Dorn waited as the man stepped into the alley, facing the stained wall as he unlaced his trousers. Dorn stepped up behind him and locked an arm against his throat, the other behind his neck. The man choked, his fingernails scratching Dorn's forearm as he released his bladder. Dorn held him until the stream of urine trickled to a halt and the man ceased struggling. Pinning the corpse against the wall with one arm, he removed its coin purse and sword belt.
"What do you think you're-?"
In the alley entrance, the other caravan guard reached for his sword. Dorn drew his stolen weapon and thrust it up under the man's breastbone. The man gurgled a few bloody words and died.
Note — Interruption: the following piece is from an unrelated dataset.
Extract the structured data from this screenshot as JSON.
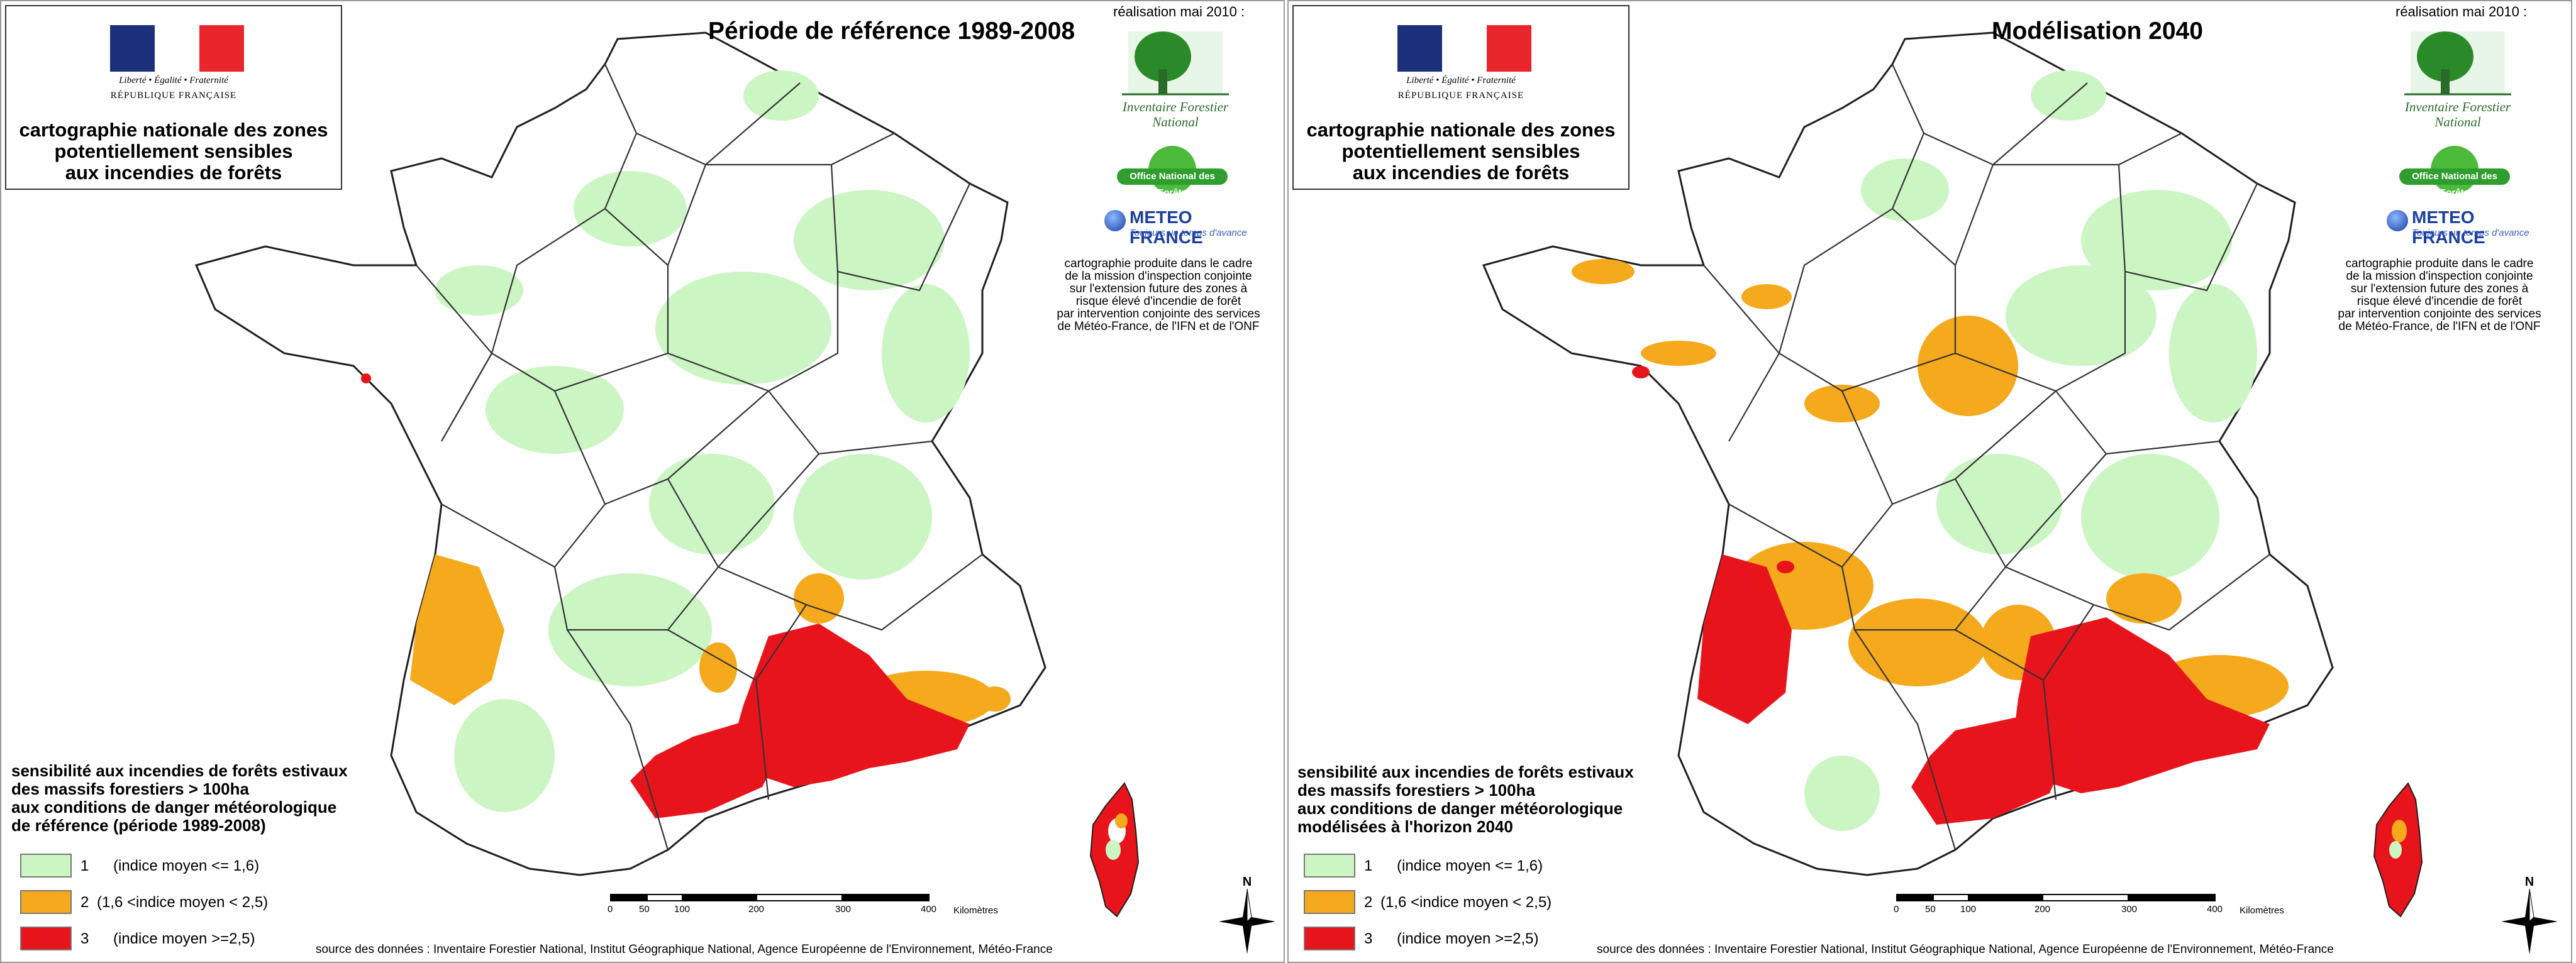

Dragging the second corpse deeper into the shadows, Dorn took the second man's purse and weapon. He preferred the heavy broadsword to the archer's gladius, but he belted both weapons around his waist before walking away.
From the direction of the Cutlass, Dorn heard his mother's voice, but she was not calling out to him. She was talking with someone. When he heard a man reply to her, Dorn stepped back into the filthy alley. Across the dark street, he saw them clearly, but with their feeble human eyes, they couldn't see him.
The man drew Dorn's mother along by the arm. "If the boy has any sense, he took one look at the Cutlass and ran back to the gate."
"I'm afraid he has his father's brains as well as his looks." She laughed the same way she had while serving supper to the caravan guards. "I'm sure he went to the Cutlass."
"He's as ugly as you say, someone would have remembered him. You should come with me, spend the night at my place. Look for your whelp by daylight."
"I can't leave him," she said. "He was raised among orcs. He knows their savage ways, but here in the city, he's useless."
"He'll be fine," said the man as they passed the alley where Dorn stood among the dead. "For tonight, think of yourself. You need rest, and I have a nice, soft bed at home."
"I don't know..." she said, but Dorn knew that cozening tone. She would do as the man asked.
He could step out of the shadows and reveal himself. Armed, he could frighten off the man with his mother. He could kill him easily. He could share the money he had taken with his mother, but he knew that was the same as picking her up to carry her again.
Dorn waited until he could no longer see them on the street before he left the alley and walked along the waterfront. Men stepped out of his way at the first glimpse of his bulky form and the blades swinging from his hips. Even drunk, they knew Dorn was dangerous. In their faces, Dorn saw himself for what he was: an orc, not a child but a man, one who didn't need to ingratiate himself with these civilized men.
He wouldn't carry his mother any more. Without her in his arms, Dorn knew he was stronger.